P&A agencies have tried to protect and keep their right from isolation, obsessive-compulsive, abuse, neglect, and various human rights abuses since the creation of the disabilities advocacy program. For example, a P&A agency in New York had tremendous success in minimizing isolation and obsessing with the special provincial authority and budget for 25 years. This agency investigated more than 5,000 death cases including hundreds of recommendations and reforms extensive facilities according to the survey results.

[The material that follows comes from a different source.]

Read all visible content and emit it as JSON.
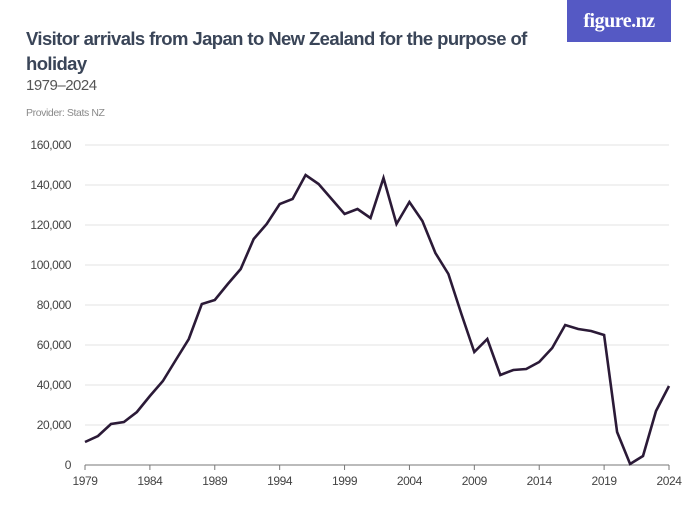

Willowbrook was completely closed in the mid-1980s, and the inhumane facility is still remembered to many people now, 25 years later. It is easy for people with disabilities to live in the shadow of mainstream society because they are born with disabilities without any cause. However, they need the same love, relationships, and families, and they also need special protection and assistance. Willowbrook is a precious spot that we should remember to develop our society and protect the human rights of disabilities with freedom and equality from fighting the past slavery.